With Less Funding, MAOs Seek Creative Tradeoffs to Preserve Benefits
As Medicare Advantage insurers face revenue headwinds driven by changes to risk adjustment, Star Ratings and benchmark rates, one overarching question at recent conferences and webinars has been, how will MA plans do more with less? Medicare beneficiaries in recent years have flocked to MA largely because of rich benefit offerings they can’t get in fee-for-service Medicare, and they have grown accustomed to items like comprehensive dental, flex cards and fitness benefits. But as the June 3 bid deadline approaches, insurers are considering what benefits they may have to tweak and how they’ll market those benefits to consumers for 2025.
During an April 3 webinar cohosted by Deft Research and Rebellis Group, Deft Vice President of Client Services Rob Lourenço said the market is already showing signs of revenue changes trickling down to the consumer.

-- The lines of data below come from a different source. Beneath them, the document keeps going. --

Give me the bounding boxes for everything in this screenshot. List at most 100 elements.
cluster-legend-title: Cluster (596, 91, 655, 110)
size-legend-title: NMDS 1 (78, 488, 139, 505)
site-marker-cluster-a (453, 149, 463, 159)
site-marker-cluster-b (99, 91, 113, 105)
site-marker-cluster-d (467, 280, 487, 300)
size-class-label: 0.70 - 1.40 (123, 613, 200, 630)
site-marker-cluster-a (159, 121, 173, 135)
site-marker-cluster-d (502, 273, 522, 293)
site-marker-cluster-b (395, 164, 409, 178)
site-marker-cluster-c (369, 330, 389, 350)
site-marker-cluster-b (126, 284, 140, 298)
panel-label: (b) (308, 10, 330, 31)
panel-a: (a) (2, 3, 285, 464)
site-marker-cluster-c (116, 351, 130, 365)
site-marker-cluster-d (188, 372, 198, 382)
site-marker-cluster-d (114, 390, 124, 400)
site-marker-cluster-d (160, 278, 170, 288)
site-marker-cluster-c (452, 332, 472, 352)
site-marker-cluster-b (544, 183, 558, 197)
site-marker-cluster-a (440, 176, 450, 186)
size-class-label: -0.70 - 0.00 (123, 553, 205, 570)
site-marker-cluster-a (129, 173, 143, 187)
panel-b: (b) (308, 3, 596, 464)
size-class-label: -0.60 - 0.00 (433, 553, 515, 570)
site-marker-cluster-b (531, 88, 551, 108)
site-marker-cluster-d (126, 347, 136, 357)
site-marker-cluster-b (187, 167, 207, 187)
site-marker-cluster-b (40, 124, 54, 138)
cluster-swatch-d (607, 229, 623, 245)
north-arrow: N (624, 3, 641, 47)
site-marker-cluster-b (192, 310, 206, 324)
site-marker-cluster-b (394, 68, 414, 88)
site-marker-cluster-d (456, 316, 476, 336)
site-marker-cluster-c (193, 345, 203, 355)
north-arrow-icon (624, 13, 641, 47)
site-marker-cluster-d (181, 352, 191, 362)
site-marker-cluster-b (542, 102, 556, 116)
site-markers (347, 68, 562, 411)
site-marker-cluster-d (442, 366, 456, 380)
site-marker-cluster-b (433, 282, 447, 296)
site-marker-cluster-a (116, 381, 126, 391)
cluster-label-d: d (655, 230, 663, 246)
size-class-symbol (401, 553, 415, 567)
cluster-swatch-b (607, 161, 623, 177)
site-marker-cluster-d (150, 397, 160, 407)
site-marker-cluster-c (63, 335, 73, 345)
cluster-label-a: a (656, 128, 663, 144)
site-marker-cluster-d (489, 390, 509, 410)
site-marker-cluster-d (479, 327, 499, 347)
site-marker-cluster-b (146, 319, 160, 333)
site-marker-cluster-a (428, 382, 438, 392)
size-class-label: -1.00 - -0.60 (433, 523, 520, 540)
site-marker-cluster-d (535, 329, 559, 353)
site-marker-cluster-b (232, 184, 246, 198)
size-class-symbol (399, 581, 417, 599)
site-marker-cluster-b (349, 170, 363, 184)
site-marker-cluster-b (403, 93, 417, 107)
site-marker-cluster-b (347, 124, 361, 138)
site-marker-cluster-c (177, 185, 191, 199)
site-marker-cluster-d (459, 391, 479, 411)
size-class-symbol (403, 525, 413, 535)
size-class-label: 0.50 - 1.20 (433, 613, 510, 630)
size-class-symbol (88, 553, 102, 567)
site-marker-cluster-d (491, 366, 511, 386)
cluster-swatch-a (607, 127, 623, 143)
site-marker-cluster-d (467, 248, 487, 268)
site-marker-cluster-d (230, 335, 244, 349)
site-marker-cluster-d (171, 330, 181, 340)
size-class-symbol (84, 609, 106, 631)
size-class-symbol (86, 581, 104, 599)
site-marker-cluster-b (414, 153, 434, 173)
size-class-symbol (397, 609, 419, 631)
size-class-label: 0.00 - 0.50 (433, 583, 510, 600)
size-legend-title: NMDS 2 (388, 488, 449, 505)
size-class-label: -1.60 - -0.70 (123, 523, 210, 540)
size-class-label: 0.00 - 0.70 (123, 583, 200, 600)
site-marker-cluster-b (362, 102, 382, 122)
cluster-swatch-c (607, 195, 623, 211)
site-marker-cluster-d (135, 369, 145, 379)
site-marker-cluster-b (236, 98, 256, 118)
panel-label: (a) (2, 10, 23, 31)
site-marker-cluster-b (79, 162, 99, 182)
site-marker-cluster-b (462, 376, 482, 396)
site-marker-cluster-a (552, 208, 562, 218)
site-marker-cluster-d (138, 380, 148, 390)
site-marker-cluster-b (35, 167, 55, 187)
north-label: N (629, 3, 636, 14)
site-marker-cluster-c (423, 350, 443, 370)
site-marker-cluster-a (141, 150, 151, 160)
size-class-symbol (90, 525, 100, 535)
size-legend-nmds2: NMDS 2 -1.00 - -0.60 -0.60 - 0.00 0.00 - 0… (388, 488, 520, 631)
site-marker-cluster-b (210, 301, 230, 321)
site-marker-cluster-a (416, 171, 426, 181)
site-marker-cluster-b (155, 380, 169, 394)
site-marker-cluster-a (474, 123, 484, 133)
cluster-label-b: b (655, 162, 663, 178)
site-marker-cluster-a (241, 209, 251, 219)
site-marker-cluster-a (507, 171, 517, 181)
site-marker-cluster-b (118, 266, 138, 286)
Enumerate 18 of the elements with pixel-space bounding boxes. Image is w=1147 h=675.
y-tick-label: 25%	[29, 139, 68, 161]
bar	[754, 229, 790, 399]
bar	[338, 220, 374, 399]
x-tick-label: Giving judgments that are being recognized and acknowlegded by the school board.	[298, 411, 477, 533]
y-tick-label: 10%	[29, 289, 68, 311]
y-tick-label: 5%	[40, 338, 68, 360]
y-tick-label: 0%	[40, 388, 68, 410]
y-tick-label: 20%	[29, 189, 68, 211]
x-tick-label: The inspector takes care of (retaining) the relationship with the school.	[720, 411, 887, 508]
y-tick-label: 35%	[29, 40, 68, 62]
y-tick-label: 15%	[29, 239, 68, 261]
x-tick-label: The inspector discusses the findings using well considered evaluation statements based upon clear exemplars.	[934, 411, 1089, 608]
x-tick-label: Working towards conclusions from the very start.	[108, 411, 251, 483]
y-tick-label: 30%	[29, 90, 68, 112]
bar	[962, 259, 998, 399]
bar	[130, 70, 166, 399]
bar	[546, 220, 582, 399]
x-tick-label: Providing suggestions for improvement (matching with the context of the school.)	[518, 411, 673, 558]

In its latest Medicare Shopping and Switching Study, Deft observed a slight “pullback in certain benefits” and at a high level saw more removals of benefits than additions this year. Comparing plans that were offered in both 2023 and 2024, Deft saw that routine eye exam coverage remained stable, while 4% of plans removed eyewear coverage and 1% added the benefit, resulting in a net decline of -3% for eyewear access.